Which brings us to this morning
  •  I called the pediatrician's office and asked a nurse if/when the doctor could look at the test.  She informed me that the neonatologist who they fax the information to would not be able to look at it until next Monday.  He's a mission president in Germany and only reviews these tests on his P-Day.  (Seriously, only in Utah)
  • At this point, patience ceased to be a virtue.  I informed her that the call needed to be made before next Monday, and that I was calling today to make sure it gets made before the holiday weekend. If the nurse had sent the order to the right company we would have had the results and decision already.
  • She arranged to have a respiratory therapist look at the info and make an unofficial decision before the doctor takes a look at it.
  • As I write, I am still waiting to hear back.
This whole ordeal reminds me of two experiences.

A few years ago, I was talking to my old boss.  I said something along the lines of, "I hope I'll be able to fight for the things my kids need."  She responded with something like, "You will.  They're your kids.  You fight for them."

I understand this now.  My mother bear claws are out.  I'm done waiting.  I want this call to be made.  We have a deadline.
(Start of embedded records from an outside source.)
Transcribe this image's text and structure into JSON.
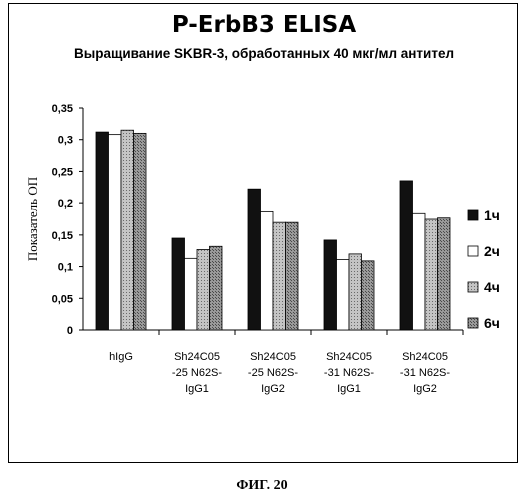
{
  "figure": {
    "caption": "ФИГ. 20"
  },
  "chart_data": {
    "type": "bar",
    "title": "P-ErbB3 ELISA",
    "subtitle": "Выращивание SKBR-3, обработанных 40 мкг/мл антител",
    "ylabel": "Показатель ОП",
    "xlabel": "",
    "ylim": [
      0,
      0.35
    ],
    "yticks": [
      "0",
      "0,05",
      "0,1",
      "0,15",
      "0,2",
      "0,25",
      "0,3",
      "0,35"
    ],
    "grid": false,
    "legend_position": "right",
    "categories": [
      [
        "hIgG"
      ],
      [
        "Sh24C05",
        "-25 N62S-",
        "IgG1"
      ],
      [
        "Sh24C05",
        "-25 N62S-",
        "IgG2"
      ],
      [
        "Sh24C05",
        "-31 N62S-",
        "IgG1"
      ],
      [
        "Sh24C05",
        "-31 N62S-",
        "IgG2"
      ]
    ],
    "series": [
      {
        "name": "1ч",
        "values": [
          0.312,
          0.145,
          0.222,
          0.142,
          0.235
        ]
      },
      {
        "name": "2ч",
        "values": [
          0.308,
          0.113,
          0.187,
          0.111,
          0.184
        ]
      },
      {
        "name": "4ч",
        "values": [
          0.315,
          0.127,
          0.17,
          0.12,
          0.175
        ]
      },
      {
        "name": "6ч",
        "values": [
          0.31,
          0.132,
          0.17,
          0.109,
          0.177
        ]
      }
    ],
    "series_colors": [
      "#111111",
      "#ffffff",
      "#bdbdbd",
      "#8c8c8c"
    ],
    "series_patterns": [
      "solid",
      "solid",
      "dots",
      "hatch"
    ]
  }
}
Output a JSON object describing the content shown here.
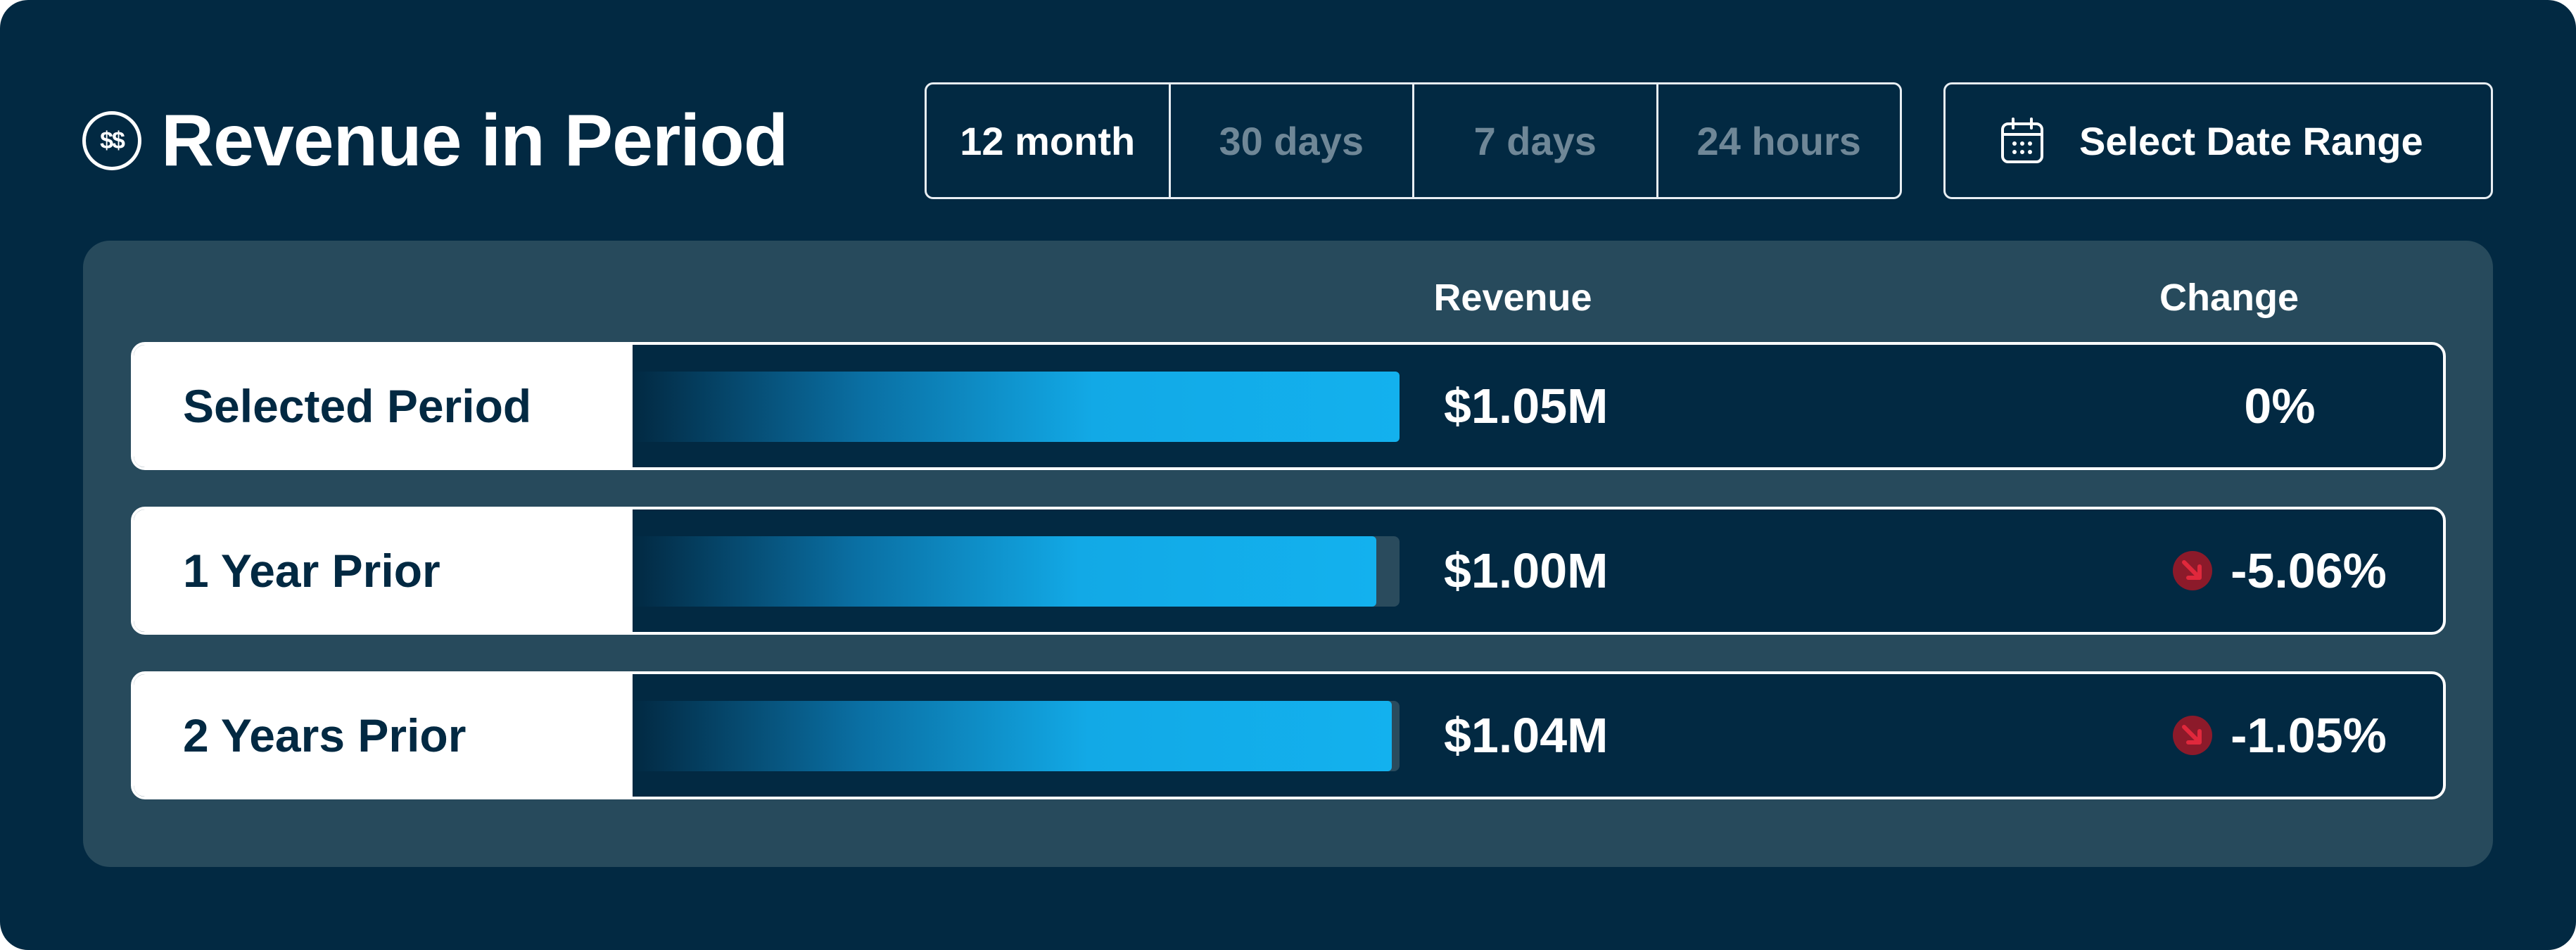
{
  "header": {
    "title": "Revenue in Period",
    "title_icon": "$$",
    "title_icon_name": "dollar-circle-icon"
  },
  "period_tabs": [
    {
      "label": "12 month",
      "active": true
    },
    {
      "label": "30 days",
      "active": false
    },
    {
      "label": "7 days",
      "active": false
    },
    {
      "label": "24 hours",
      "active": false
    }
  ],
  "date_range": {
    "label": "Select Date Range",
    "icon": "calendar-icon"
  },
  "table": {
    "columns": {
      "revenue": "Revenue",
      "change": "Change"
    },
    "rows": [
      {
        "label": "Selected Period",
        "value": "$1.05M",
        "bar_fraction": 1.0,
        "change": "0%",
        "trend": "none"
      },
      {
        "label": "1 Year Prior",
        "value": "$1.00M",
        "bar_fraction": 0.97,
        "change": "-5.06%",
        "trend": "down"
      },
      {
        "label": "2 Years Prior",
        "value": "$1.04M",
        "bar_fraction": 0.99,
        "change": "-1.05%",
        "trend": "down"
      }
    ]
  },
  "colors": {
    "background": "#022942",
    "panel": "#274a5c",
    "bar": "#13b1ee",
    "down_badge": "#8c1a2a",
    "down_arrow": "#e0283c"
  }
}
Second, on the day Joshua came home from the NICU one of the nurse practitioners told us that if we think there is a problem with Joshua, there probably is.  We know him better than any doctor   Right now, I don't think there is a problem.  In fact, I know better than a doctor in Germany who has never examined him that he is ready.  I'm the one making sure he doesn't look dusky and obsessively watching his belly rise and fall.  I'm the one who gets up at night because I haven't heard the monitor beep and I"m afraid it's not turned on.  I know he's ready and I'm powerlessly waiting for a doctor to confirm ut.

On the upside, Joshua has had the cutest smiles today.  He gets better and better at it everyday.  Although he refuses to perform for the camera.